Seems odd reviewing such an old blaster and this won’t be anything new to most of us here, but might be handy info for some of our members new to the hobby. It took me five years to get one, and honestly I’m wondering why it took me so long.
This has to be the market’s cheapest and easist blaster to buy and upgrade. Hanke M97, been around for years. It was a good performer back in the day, and is still up there with minimal upgrading.
The unit itself will set you back around the $100 mark, give or take, Vipertac are currently selling them for $99. Stock performance is around 250-260FPS but an outlay of about $15 for an M120 spring, ten minutes work on the bench and you’re in 300FPS territory with no lipo batteries, gas refills or stripped nylon gears to worry about.
If you’re like me and put accuracy over FPS, another $20 will get you a longer inner barrel, the stock one doesn’t allow for a hopup. No shell mods required for the barrel swap, just pull the OEM barrel out of the fitting at the nozzle end, press it onto your new barrel and trim to desired length.
I found a $15 11mm hopup a perfect neat fit inside the removable barrel cap. There is a section in the bore of the cap that’s 9.5mm so I ratted that out with a round file to allow the hopup to sit well back and out of sight. Not necessary, just personal preference.
The 20 gel capacity hopper is a bit inconvenient, so a faux optic / hopper from a Sig Sauer hopper fed P226 does the job nicely for me.
It requires dremelling another hole in the top picatinny rail slightly forward of the original, but gives you a capacity of over 100 gels. Not exactly stellar but more than adequate for a manual pump action springer. The Sig hopper can be removed and a functional optic fitted too, handy with this blaster’s accuracy. Gels can be loaded through the original rear sight fill port with an optic fitted as normal.
Performance wise, upgrade the spring and 300+FPS is easily acheivable without overstressing the cocking mechanism. Accuracy without a hopup is surprisingly good, but with a dialled in hopup it’s laser accurate.
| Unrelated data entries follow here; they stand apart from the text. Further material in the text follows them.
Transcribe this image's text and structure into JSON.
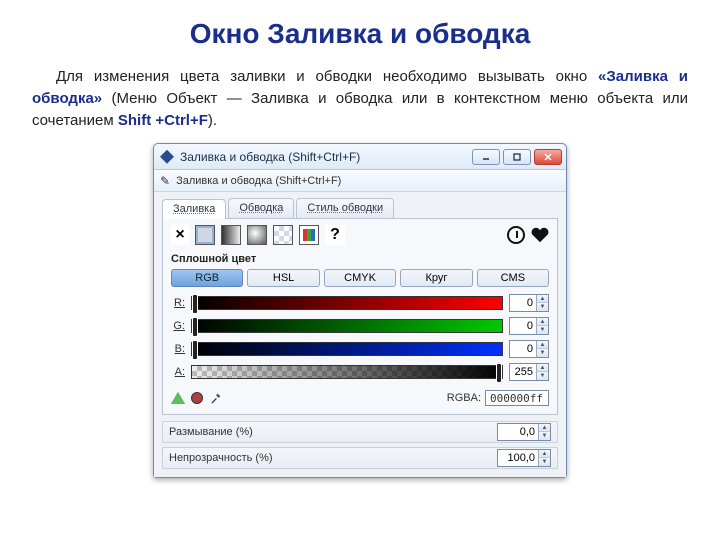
{
  "title": "Окно Заливка и обводка",
  "para": {
    "p1": "Для изменения цвета заливки и обводки необходимо вызывать окно ",
    "p2": "«Заливка и обводка»",
    "p3": " (Меню Объект — Заливка и обводка или в контекстном меню объекта или сочетанием ",
    "p4": "Shift +Ctrl+F",
    "p5": ")."
  },
  "win": {
    "title": "Заливка и обводка (Shift+Ctrl+F)",
    "toolbar": "Заливка и обводка (Shift+Ctrl+F)",
    "tabs": [
      "Заливка",
      "Обводка",
      "Стиль обводки"
    ],
    "subheading": "Сплошной цвет",
    "modes": [
      "RGB",
      "HSL",
      "CMYK",
      "Круг",
      "CMS"
    ],
    "channels": [
      {
        "label": "R",
        "value": 0,
        "class": "red",
        "thumb": 0
      },
      {
        "label": "G",
        "value": 0,
        "class": "green",
        "thumb": 0
      },
      {
        "label": "B",
        "value": 0,
        "class": "blue",
        "thumb": 0
      },
      {
        "label": "A",
        "value": 255,
        "class": "alpha",
        "thumb": 100
      }
    ],
    "rgba_label": "RGBA:",
    "rgba_value": "000000ff",
    "blur_label": "Размывание (%)",
    "blur_value": "0,0",
    "opacity_label": "Непрозрачность (%)",
    "opacity_value": "100,0"
  }
}
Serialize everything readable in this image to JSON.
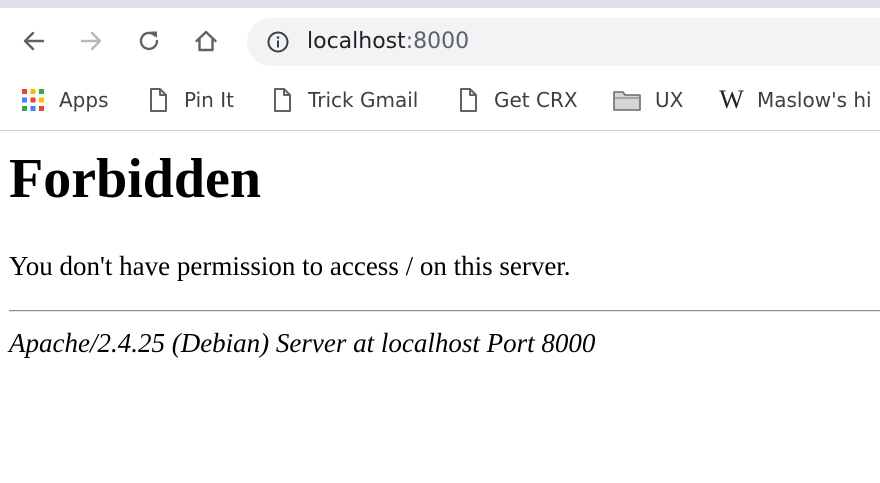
{
  "browser": {
    "address_bar": {
      "host": "localhost",
      "port": ":8000"
    },
    "bookmarks": [
      {
        "label": "Apps",
        "icon": "apps-grid-icon"
      },
      {
        "label": "Pin It",
        "icon": "page-icon"
      },
      {
        "label": "Trick Gmail",
        "icon": "page-icon"
      },
      {
        "label": "Get CRX",
        "icon": "page-icon"
      },
      {
        "label": "UX",
        "icon": "folder-icon"
      },
      {
        "label": "Maslow's hi",
        "icon": "wikipedia-icon",
        "icon_text": "W"
      }
    ]
  },
  "page": {
    "title": "Forbidden",
    "message": "You don't have permission to access / on this server.",
    "server_signature": "Apache/2.4.25 (Debian) Server at localhost Port 8000"
  },
  "colors": {
    "apps_grid": [
      "#ea4335",
      "#fbbc04",
      "#34a853",
      "#4285f4"
    ],
    "forward_disabled": "#b8b8b8",
    "toolbar_icon": "#5f6368"
  }
}
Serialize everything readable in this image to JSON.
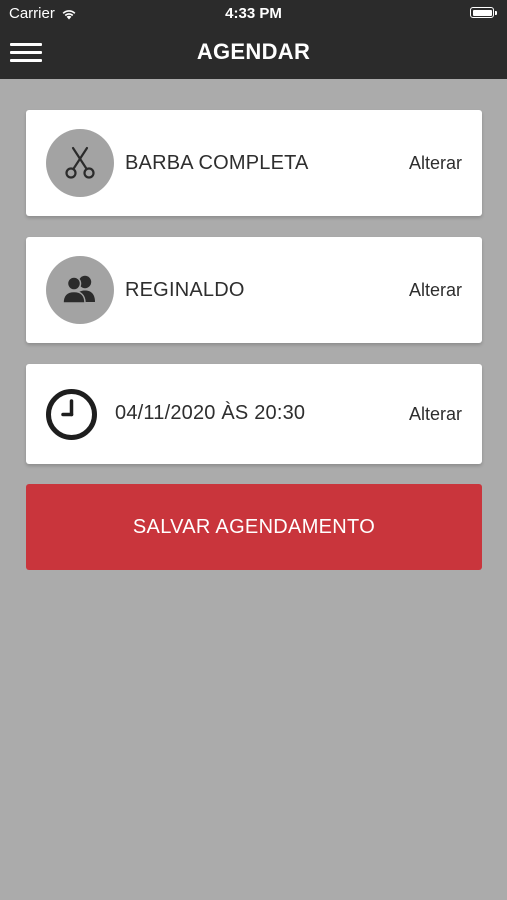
{
  "status_bar": {
    "carrier": "Carrier",
    "time": "4:33 PM"
  },
  "header": {
    "title": "AGENDAR",
    "menu_icon": "hamburger-menu-icon"
  },
  "cards": {
    "service": {
      "icon": "scissors-icon",
      "label": "BARBA COMPLETA",
      "action": "Alterar"
    },
    "barber": {
      "icon": "users-icon",
      "label": "REGINALDO",
      "action": "Alterar"
    },
    "datetime": {
      "icon": "clock-icon",
      "label": "04/11/2020 ÀS 20:30",
      "action": "Alterar"
    }
  },
  "save_button": {
    "label": "SALVAR AGENDAMENTO"
  },
  "colors": {
    "header_bg": "#2b2b2b",
    "page_bg": "#ababab",
    "card_bg": "#ffffff",
    "icon_circle": "#a3a3a3",
    "accent": "#c9353c"
  }
}
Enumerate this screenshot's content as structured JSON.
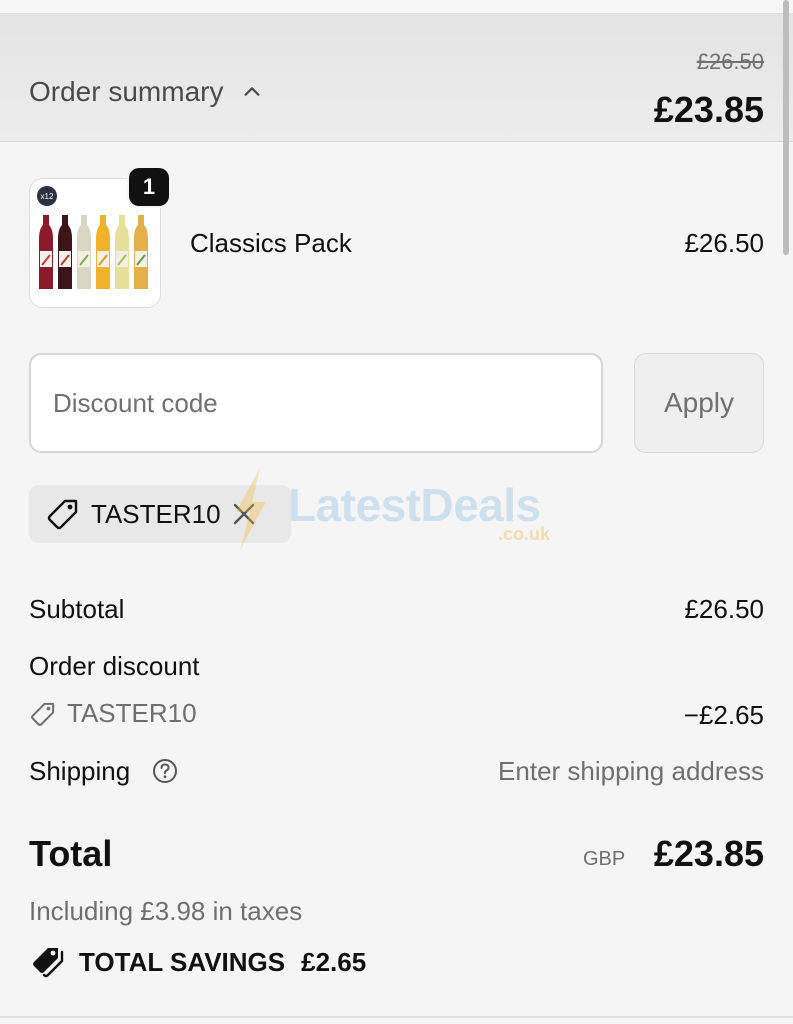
{
  "summary": {
    "toggle_label": "Order summary",
    "original_price": "£26.50",
    "total_price": "£23.85"
  },
  "line_item": {
    "quantity": "1",
    "name": "Classics Pack",
    "price": "£26.50",
    "image_badge": "x12"
  },
  "discount": {
    "placeholder": "Discount code",
    "apply_label": "Apply",
    "applied_code": "TASTER10"
  },
  "watermark": {
    "main": "LatestDeals",
    "sub": ".co.uk"
  },
  "totals": {
    "subtotal_label": "Subtotal",
    "subtotal_value": "£26.50",
    "order_discount_label": "Order discount",
    "discount_code": "TASTER10",
    "discount_value": "−£2.65",
    "shipping_label": "Shipping",
    "shipping_value": "Enter shipping address",
    "total_label": "Total",
    "currency": "GBP",
    "total_value": "£23.85",
    "tax_note": "Including £3.98 in taxes",
    "savings_label": "TOTAL SAVINGS",
    "savings_value": "£2.65"
  },
  "icons": {
    "summary_toggle": "chevron-up-icon",
    "chip_tag": "tag-icon",
    "chip_remove": "close-icon",
    "discount_tag": "tag-icon",
    "shipping_help": "question-circle-icon",
    "savings": "tags-icon"
  },
  "colors": {
    "accent": "#111111",
    "muted_text": "#6f6f6f",
    "summary_bar": "#e8e8e8",
    "chip_bg": "#e8e8e8",
    "bottle_colors": [
      "#8b1a2b",
      "#3d1518",
      "#d9d7c4",
      "#f0b22a",
      "#e7df9c",
      "#e3b04a"
    ]
  }
}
With a red dot fitted I saw the tightest grouping I’ve seen out a a gel blaster at 18-20 metres range, gels were almost stacking on top of each other at times… even more impressive when you consider cocking it takes you off target, which you then have to reacquire.
Fitting an o ring between the inner barrel and the plastic collar will help keep shots to single gels, fast pumping also will. But pumping the action slower or holding it open for a second or two will give you two or three gel shots, at lower FPS obviously.
The overall nylon build is good, and although the pump handle is ABS and feels cheap the cocking is positive and solid. Removing the rear threaded plug allows fitment of a buffer tube and stock but as the thread is clamshell by design, it does seem to be picky about which buffer tubes fit tightly enough to be functional.
It’s definitely worth a look if you’re looking for a low cost low maintenance backyard plinker, or a good performer for a backup blaster for gameplay.
Total costs including the base blaster and upgrade parts should come in around $140. Sure, you could pick up a cheap AEG for that, but factor in magazines, batteries and maintenance and the cost of an AEG goes up. My local seller brought in 40+ units of the Hanke M97s about a month or so ago and sold the lot in about four weeks, so clearly they’re still popular.
Dropping FPS with a lighter spring would also make it very viable as a kid’s blaster. About the only upgrade I’d like now is a nylon pump handle. 3D printed ones are available but PLA wouldn’t be my material of choice.